A subscriber asked for verification of the finding in “Is Buying Stocks at an All-Time High a Good Idea?” that it is not only a good idea, but a great one, including comparison to a moving average crossover rule. To investigate, we use the S&P 500 Index as a proxy for the U.S. stock market and test a strategy that holds SPDR S&P 500 (SPY) when the S&P 500 Index stands at an all-time high at the end of last month and otherwise holds Vanguard Long-Term Treasury Fund Investor Shares (VUSTX). We compare results to buying and holding SPY, buying and holding VUSTX, and holding SPY (VUSTX) when the S&P 500 Index is above (below) its 10-month simple moving average (SMA10) at the end of last month. We assume 0.1% switching frictions. We compute average net monthly return, standard deviation of monthly returns, net monthly Sharpe ratio (with monthly T-bill yield as the risk-free rate), net compound annual growth rate (CAGR) and maximum drawdown (MaxDD) as key strategy performance metrics. We calculate the number of switches for each scenario to indicate sensitivities to switching frictions and taxes. Using monthly closes for the S&P 500 Index, SPY and VUSTX during January 1993 (inception of SPY) through October 2019, we find that:

The following chart compares net cumulative values of $1 initial investments in each of:

  1. SPY – buy and hold SPY.
  2. VUSTX – buy and hold VUSTX.
  3. All-time High – as specified above.
  4. SMA10 – as specified above.
  5. 60-40 – each month allocates 60% to SPY and 40% to VUSTX (added after seeing results for All-time High, with monthly frictions set at 0.1% of fraction traded).

Notable findings are:

  • SMA10 dominates over the full sample period.
  • All-time High is somewhat like 60-40, with both smoothing the performance of SPY.

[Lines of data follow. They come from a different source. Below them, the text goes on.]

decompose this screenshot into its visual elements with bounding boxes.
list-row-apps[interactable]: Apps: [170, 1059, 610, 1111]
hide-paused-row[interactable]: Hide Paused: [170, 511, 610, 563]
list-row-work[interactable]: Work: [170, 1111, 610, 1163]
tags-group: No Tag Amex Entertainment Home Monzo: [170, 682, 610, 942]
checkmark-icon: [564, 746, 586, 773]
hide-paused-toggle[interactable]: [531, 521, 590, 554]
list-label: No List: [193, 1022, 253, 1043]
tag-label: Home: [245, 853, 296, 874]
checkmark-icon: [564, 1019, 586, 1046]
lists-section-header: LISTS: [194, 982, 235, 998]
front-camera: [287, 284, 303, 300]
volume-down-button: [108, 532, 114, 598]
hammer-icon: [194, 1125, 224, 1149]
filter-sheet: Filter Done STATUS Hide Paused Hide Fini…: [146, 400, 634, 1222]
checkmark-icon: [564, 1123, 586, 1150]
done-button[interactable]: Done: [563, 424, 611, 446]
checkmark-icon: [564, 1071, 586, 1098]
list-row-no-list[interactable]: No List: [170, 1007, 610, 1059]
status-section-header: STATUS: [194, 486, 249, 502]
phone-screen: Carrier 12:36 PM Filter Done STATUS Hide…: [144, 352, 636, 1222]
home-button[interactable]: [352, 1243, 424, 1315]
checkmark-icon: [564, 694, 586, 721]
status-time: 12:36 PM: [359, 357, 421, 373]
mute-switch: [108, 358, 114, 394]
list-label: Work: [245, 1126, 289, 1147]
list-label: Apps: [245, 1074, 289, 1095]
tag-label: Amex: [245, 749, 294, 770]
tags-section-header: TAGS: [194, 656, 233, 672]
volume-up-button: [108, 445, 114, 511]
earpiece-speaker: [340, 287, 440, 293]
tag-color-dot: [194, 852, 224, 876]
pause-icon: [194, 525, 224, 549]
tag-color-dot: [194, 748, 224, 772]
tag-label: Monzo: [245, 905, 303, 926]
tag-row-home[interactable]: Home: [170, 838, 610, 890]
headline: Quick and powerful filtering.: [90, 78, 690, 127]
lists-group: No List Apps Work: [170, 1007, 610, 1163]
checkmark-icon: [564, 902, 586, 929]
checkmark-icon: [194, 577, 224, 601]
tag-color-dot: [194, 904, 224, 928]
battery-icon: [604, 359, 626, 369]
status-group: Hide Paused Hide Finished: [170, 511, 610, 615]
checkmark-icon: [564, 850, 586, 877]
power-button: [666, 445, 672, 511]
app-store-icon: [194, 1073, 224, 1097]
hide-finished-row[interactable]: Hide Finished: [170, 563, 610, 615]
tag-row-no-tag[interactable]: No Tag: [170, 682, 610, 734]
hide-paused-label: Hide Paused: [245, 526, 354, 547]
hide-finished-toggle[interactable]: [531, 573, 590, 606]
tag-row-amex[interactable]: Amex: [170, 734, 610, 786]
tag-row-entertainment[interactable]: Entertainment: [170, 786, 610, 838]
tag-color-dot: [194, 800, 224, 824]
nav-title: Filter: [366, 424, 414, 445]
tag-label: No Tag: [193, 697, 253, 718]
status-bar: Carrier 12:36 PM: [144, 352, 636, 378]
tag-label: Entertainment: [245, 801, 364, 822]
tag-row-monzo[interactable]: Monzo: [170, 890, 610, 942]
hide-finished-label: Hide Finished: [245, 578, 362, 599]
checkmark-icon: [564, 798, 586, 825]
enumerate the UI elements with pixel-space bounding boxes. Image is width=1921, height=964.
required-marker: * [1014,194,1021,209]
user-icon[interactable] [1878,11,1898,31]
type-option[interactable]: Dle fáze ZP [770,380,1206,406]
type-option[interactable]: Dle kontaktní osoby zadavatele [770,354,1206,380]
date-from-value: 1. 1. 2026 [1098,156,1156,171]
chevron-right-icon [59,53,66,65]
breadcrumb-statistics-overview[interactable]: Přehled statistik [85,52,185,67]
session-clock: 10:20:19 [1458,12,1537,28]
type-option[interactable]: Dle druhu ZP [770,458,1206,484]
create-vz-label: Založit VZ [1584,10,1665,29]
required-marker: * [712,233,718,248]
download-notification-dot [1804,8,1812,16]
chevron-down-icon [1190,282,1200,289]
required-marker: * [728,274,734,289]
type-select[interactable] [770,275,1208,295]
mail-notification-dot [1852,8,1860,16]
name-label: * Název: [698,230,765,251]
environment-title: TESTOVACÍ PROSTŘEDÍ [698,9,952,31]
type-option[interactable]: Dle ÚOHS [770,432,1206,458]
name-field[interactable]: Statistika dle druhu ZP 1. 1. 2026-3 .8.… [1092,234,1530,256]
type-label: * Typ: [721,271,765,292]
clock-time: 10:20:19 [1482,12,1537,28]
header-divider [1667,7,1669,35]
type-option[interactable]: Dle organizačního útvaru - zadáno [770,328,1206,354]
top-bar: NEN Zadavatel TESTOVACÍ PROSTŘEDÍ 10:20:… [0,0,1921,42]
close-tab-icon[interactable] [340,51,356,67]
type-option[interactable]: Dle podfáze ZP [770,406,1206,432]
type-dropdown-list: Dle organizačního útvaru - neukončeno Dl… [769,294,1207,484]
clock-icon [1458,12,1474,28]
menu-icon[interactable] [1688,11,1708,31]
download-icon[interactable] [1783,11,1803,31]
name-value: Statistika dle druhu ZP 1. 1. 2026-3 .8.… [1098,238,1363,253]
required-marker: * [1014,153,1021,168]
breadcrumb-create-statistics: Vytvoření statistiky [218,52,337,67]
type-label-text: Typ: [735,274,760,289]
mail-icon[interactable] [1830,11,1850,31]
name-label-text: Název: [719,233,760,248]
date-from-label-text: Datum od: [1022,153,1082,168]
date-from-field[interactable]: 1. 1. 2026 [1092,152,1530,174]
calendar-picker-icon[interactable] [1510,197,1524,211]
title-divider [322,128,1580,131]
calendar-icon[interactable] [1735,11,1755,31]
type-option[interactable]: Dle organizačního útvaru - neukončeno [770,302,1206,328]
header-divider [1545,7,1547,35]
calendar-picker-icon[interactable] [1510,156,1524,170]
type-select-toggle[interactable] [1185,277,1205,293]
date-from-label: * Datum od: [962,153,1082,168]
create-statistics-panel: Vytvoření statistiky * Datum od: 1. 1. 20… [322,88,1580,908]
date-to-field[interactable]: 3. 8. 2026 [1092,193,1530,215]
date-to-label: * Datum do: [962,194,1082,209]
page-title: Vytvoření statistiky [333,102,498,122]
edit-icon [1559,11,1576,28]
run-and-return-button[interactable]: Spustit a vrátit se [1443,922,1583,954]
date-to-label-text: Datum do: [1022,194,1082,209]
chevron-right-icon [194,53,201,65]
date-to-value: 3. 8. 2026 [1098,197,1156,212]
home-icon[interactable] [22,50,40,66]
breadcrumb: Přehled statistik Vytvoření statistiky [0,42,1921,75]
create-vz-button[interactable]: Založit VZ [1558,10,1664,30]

For perspective, we look at performance statistics.

The following table summarizes key net performance statistics for the same five alternatives. Results confirm the superiority of SMA10. The 320 switches for 60-40 apply only to small fractions of overall holdings. Other notable points are:

  • All-time High is in SPY only 27% of the time.
  • 60-40 mostly beats All-time High, except the latter has a materially shallower MaxDD.

In summary, evidence since inception of SPY does not support belief that the All-time High strategy as applied to the S&P 500 Index is a great strategy.

Cautions regarding findings include:

  • Results are likely sensitive to the sample period used.
  • The approach ignores delays in trading mutual funds such as VUSTX.
  • The approach to modeling monthly trading frictions for 60-40 likely errs to the advantage of this strategy. However, 60-40 net performance is not very sensitive to the assumed level of trading frictions.